Amy Tobin, Executive Director, The Brower Center
How far do you need to go to get basic goods and services? How far must goods and services travel to get to you? How much does your immediate, physical community support itself by exchanging goods and services? Do you feel an interdependent sense of responsibility for the land and people around you?
Tom Kelly, Kyotousa.org and HELiOS Project
It’s where you, as a citizen, are able to exert some influence, e.g. local government, school, university, workplace, place of worship, and the like. “You can’t change the world, but you can change the world you live in.” And one motivated person or small group can have a truly remarkable effect.
Aaron Lehmer Bay Localize
Economic localization is the process by which a region, county, city, or even neighborhood frees itself from an overdependence on the global economy to a more self-reliant economy that invests in its own resources to provide for its needs. Most importantly, a more localized economy produces a significant portion of the goods, services, food, and energy it consumes from its own local endowment of financial, natural, and human capital. Economic localization brings production of goods and services closer to their point of consumption, reducing the need to rely on long supply chains and distant markets so that communities and regions can, for the most part, provision themselves. While it is certainly not possible to produce every kind of good and service locally, economic localization seeks to restore an efficient balance between local production and imports that reduces local economic vulnerability and minimizes the negative social and environmental externalities of inefficient trade.

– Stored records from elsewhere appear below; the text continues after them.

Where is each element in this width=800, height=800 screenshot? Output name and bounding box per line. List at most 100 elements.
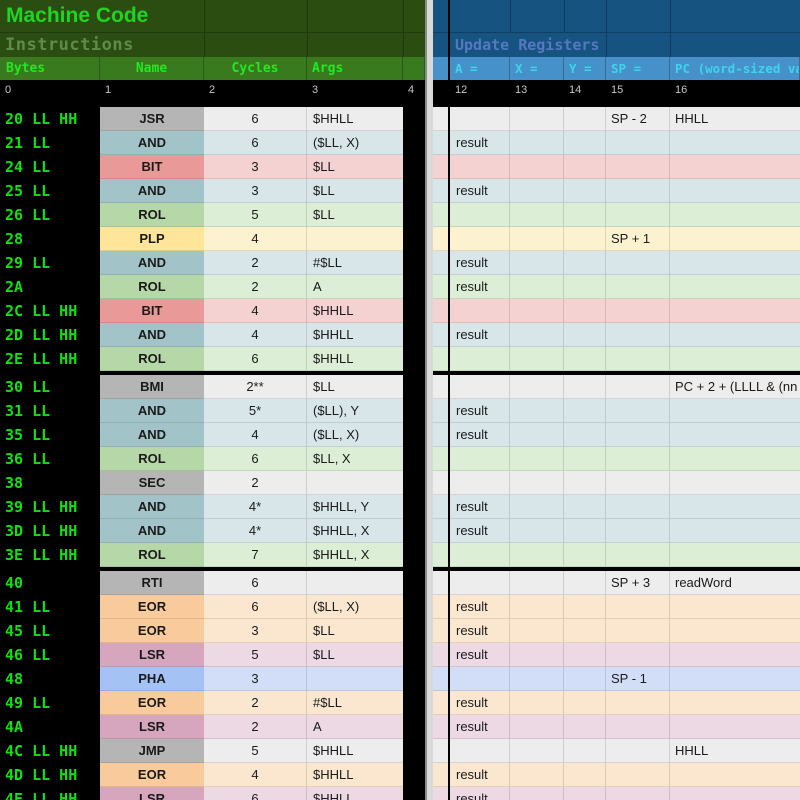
name-cell[interactable]: BIT	[100, 155, 204, 179]
x-register-cell[interactable]	[510, 739, 564, 763]
sp-register-cell[interactable]	[606, 763, 670, 787]
y-register-cell[interactable]	[564, 347, 606, 371]
a-register-cell[interactable]: result	[450, 619, 510, 643]
name-cell[interactable]: JSR	[100, 107, 204, 131]
y-register-cell[interactable]	[564, 399, 606, 423]
cycles-cell[interactable]: 6	[204, 131, 307, 155]
bytes-cell[interactable]: 26 LL	[0, 203, 100, 227]
args-cell[interactable]: ($LL, X)	[307, 595, 403, 619]
column-number[interactable]: 12	[455, 84, 468, 96]
y-register-cell[interactable]	[564, 423, 606, 447]
sp-register-cell[interactable]	[606, 739, 670, 763]
y-register-cell[interactable]	[564, 787, 606, 800]
y-register-cell[interactable]	[564, 323, 606, 347]
name-cell[interactable]: JMP	[100, 739, 204, 763]
bytes-cell[interactable]: 28	[0, 227, 100, 251]
a-register-cell[interactable]	[450, 543, 510, 567]
x-register-cell[interactable]	[510, 471, 564, 495]
args-cell[interactable]: $HHLL, X	[307, 543, 403, 567]
args-cell[interactable]: $LL	[307, 619, 403, 643]
x-register-cell[interactable]	[510, 299, 564, 323]
bytes-cell[interactable]: 35 LL	[0, 423, 100, 447]
a-register-cell[interactable]: result	[450, 519, 510, 543]
cycles-cell[interactable]: 3	[204, 155, 307, 179]
args-cell[interactable]: $HHLL	[307, 787, 403, 800]
y-register-cell[interactable]	[564, 715, 606, 739]
cycles-cell[interactable]: 6	[204, 595, 307, 619]
x-register-cell[interactable]	[510, 667, 564, 691]
a-register-cell[interactable]	[450, 667, 510, 691]
x-register-cell[interactable]	[510, 323, 564, 347]
args-cell[interactable]: A	[307, 275, 403, 299]
x-register-cell[interactable]	[510, 179, 564, 203]
pc-register-cell[interactable]	[670, 131, 800, 155]
pc-register-cell[interactable]	[670, 763, 800, 787]
bytes-cell[interactable]: 3E LL HH	[0, 543, 100, 567]
pc-register-cell[interactable]	[670, 691, 800, 715]
pc-register-cell[interactable]	[670, 275, 800, 299]
column-number[interactable]: 0	[5, 84, 12, 96]
name-cell[interactable]: AND	[100, 519, 204, 543]
x-register-cell[interactable]	[510, 763, 564, 787]
name-cell[interactable]: RTI	[100, 571, 204, 595]
sp-register-cell[interactable]	[606, 399, 670, 423]
pc-register-cell[interactable]	[670, 347, 800, 371]
args-cell[interactable]: ($LL), Y	[307, 399, 403, 423]
y-register-cell[interactable]	[564, 447, 606, 471]
column-number[interactable]: 13	[515, 84, 528, 96]
cycles-cell[interactable]: 2**	[204, 375, 307, 399]
args-cell[interactable]	[307, 571, 403, 595]
x-register-cell[interactable]	[510, 227, 564, 251]
name-cell[interactable]: BMI	[100, 375, 204, 399]
sp-register-cell[interactable]	[606, 519, 670, 543]
pc-register-cell[interactable]: PC + 2 + (LLLL & (nn	[670, 375, 800, 399]
pane-divider[interactable]	[425, 0, 433, 800]
args-cell[interactable]: $LL	[307, 203, 403, 227]
bytes-cell[interactable]: 36 LL	[0, 447, 100, 471]
sp-register-cell[interactable]	[606, 347, 670, 371]
x-register-cell[interactable]	[510, 447, 564, 471]
cycles-cell[interactable]: 4	[204, 227, 307, 251]
cycles-cell[interactable]: 7	[204, 543, 307, 567]
y-register-cell[interactable]	[564, 571, 606, 595]
cycles-cell[interactable]: 4	[204, 299, 307, 323]
bytes-cell[interactable]: 20 LL HH	[0, 107, 100, 131]
sp-register-cell[interactable]	[606, 179, 670, 203]
x-register-cell[interactable]	[510, 399, 564, 423]
pc-register-cell[interactable]	[670, 227, 800, 251]
a-register-cell[interactable]: result	[450, 787, 510, 800]
y-register-cell[interactable]	[564, 275, 606, 299]
sp-register-cell[interactable]	[606, 131, 670, 155]
y-register-cell[interactable]	[564, 203, 606, 227]
cycles-cell[interactable]: 6	[204, 347, 307, 371]
name-cell[interactable]: AND	[100, 495, 204, 519]
pc-register-cell[interactable]	[670, 399, 800, 423]
x-register-cell[interactable]	[510, 251, 564, 275]
y-register-cell[interactable]	[564, 471, 606, 495]
cycles-cell[interactable]: 3	[204, 667, 307, 691]
y-register-cell[interactable]	[564, 107, 606, 131]
bytes-cell[interactable]: 48	[0, 667, 100, 691]
name-cell[interactable]: AND	[100, 251, 204, 275]
cycles-cell[interactable]: 4	[204, 423, 307, 447]
bytes-cell[interactable]: 4A	[0, 715, 100, 739]
args-cell[interactable]: #$LL	[307, 251, 403, 275]
machine-code-title-band[interactable]: Machine Code	[0, 0, 425, 33]
cycles-cell[interactable]: 2	[204, 275, 307, 299]
name-cell[interactable]: BIT	[100, 299, 204, 323]
sp-register-cell[interactable]	[606, 323, 670, 347]
column-header-y[interactable]: Y =	[564, 57, 606, 80]
x-register-cell[interactable]	[510, 203, 564, 227]
sp-register-cell[interactable]	[606, 155, 670, 179]
x-register-cell[interactable]	[510, 347, 564, 371]
column-header-x[interactable]: X =	[510, 57, 564, 80]
a-register-cell[interactable]: result	[450, 423, 510, 447]
pc-register-cell[interactable]	[670, 299, 800, 323]
args-cell[interactable]: $LL	[307, 375, 403, 399]
column-number[interactable]: 3	[312, 84, 319, 96]
pc-register-cell[interactable]	[670, 155, 800, 179]
y-register-cell[interactable]	[564, 131, 606, 155]
y-register-cell[interactable]	[564, 667, 606, 691]
sp-register-cell[interactable]	[606, 495, 670, 519]
a-register-cell[interactable]: result	[450, 131, 510, 155]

Patricia Dines, Writer, Public Speaker, and Community Educator
We’ll get what we support. Local and organic are not inherently tied, so I encourage people to support both and understand the specific benefits that each brings. Local generally increases freshness, reduces food transportation pollution, and encourages a local food supply; organic stops the poisoning of our earth and its people, and helps farmers return to working with nature. Both are valuable outcomes to nurture!

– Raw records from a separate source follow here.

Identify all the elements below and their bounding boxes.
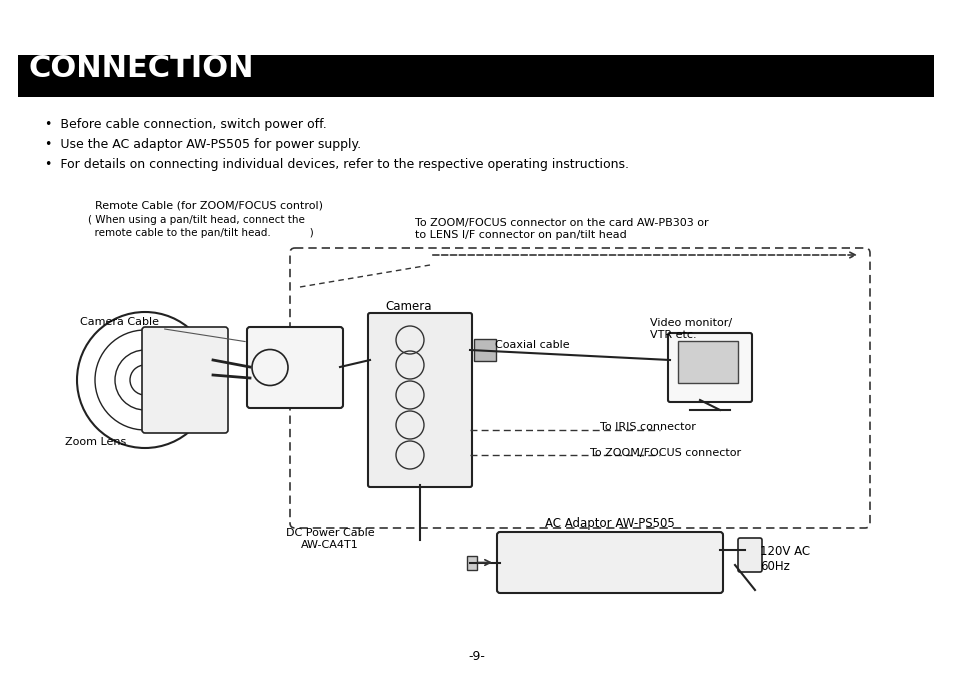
Text: Zoom Lens: Zoom Lens [65,437,126,447]
Text: Remote Cable (for ZOOM/FOCUS control): Remote Cable (for ZOOM/FOCUS control) [95,200,323,210]
FancyBboxPatch shape [667,333,751,402]
Text: -9-: -9- [468,650,485,663]
FancyBboxPatch shape [142,327,228,433]
Text: remote cable to the pan/tilt head.            ): remote cable to the pan/tilt head. ) [88,228,314,238]
Text: To ZOOM/FOCUS connector: To ZOOM/FOCUS connector [589,448,740,458]
Text: •  Use the AC adaptor AW-PS505 for power supply.: • Use the AC adaptor AW-PS505 for power … [45,138,361,151]
Text: Coaxial cable: Coaxial cable [495,340,569,350]
Text: Camera: Camera [385,300,431,313]
FancyBboxPatch shape [738,538,761,572]
FancyBboxPatch shape [247,327,343,408]
FancyBboxPatch shape [497,532,722,593]
Text: ( When using a pan/tilt head, connect the: ( When using a pan/tilt head, connect th… [88,215,305,225]
FancyBboxPatch shape [368,313,472,487]
Text: 120V AC
60Hz: 120V AC 60Hz [760,545,809,573]
Text: AC Adaptor AW-PS505: AC Adaptor AW-PS505 [544,517,674,530]
Text: To ZOOM/FOCUS connector on the card AW-PB303 or
to LENS I/F connector on pan/til: To ZOOM/FOCUS connector on the card AW-P… [415,218,708,240]
Text: DC Power Cable
AW-CA4T1: DC Power Cable AW-CA4T1 [285,528,374,549]
FancyBboxPatch shape [18,55,933,97]
Text: CONNECTION: CONNECTION [28,54,253,83]
Text: To IRIS connector: To IRIS connector [599,422,695,432]
Text: Video monitor/
VTR etc.: Video monitor/ VTR etc. [649,318,731,340]
FancyBboxPatch shape [678,341,738,383]
FancyBboxPatch shape [474,339,496,361]
Text: •  Before cable connection, switch power off.: • Before cable connection, switch power … [45,118,327,131]
FancyBboxPatch shape [467,556,476,570]
Text: Camera Cable: Camera Cable [80,317,245,342]
Text: •  For details on connecting individual devices, refer to the respective operati: • For details on connecting individual d… [45,158,628,171]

Lisa Francioni, Project Manager, California Sustainable Winegrowing Alliance, and Environmental Affairs Coordinator, at the SF-based Wine Institute
While CSWA recognizes that buying local is an important part of sustainability for the many benefits it creates by limiting emissions and fuel use from travel, keeping money in the local economy and supporting the community, we do not have any official definition of localization. Another important aspect of localization is knowledge of where products come from and how they are produced. We hope that consumers recognize that environmental stewardship and social responsibility are among the many reasons they should consider enjoying California wine.
Anca Novacovici - Eco-Coach, Inc.
Localization is adapting a product to a local market. If this were to be applied to the world of sustainability, it would mean focusing on local and community vs. larger, national efforts and projects.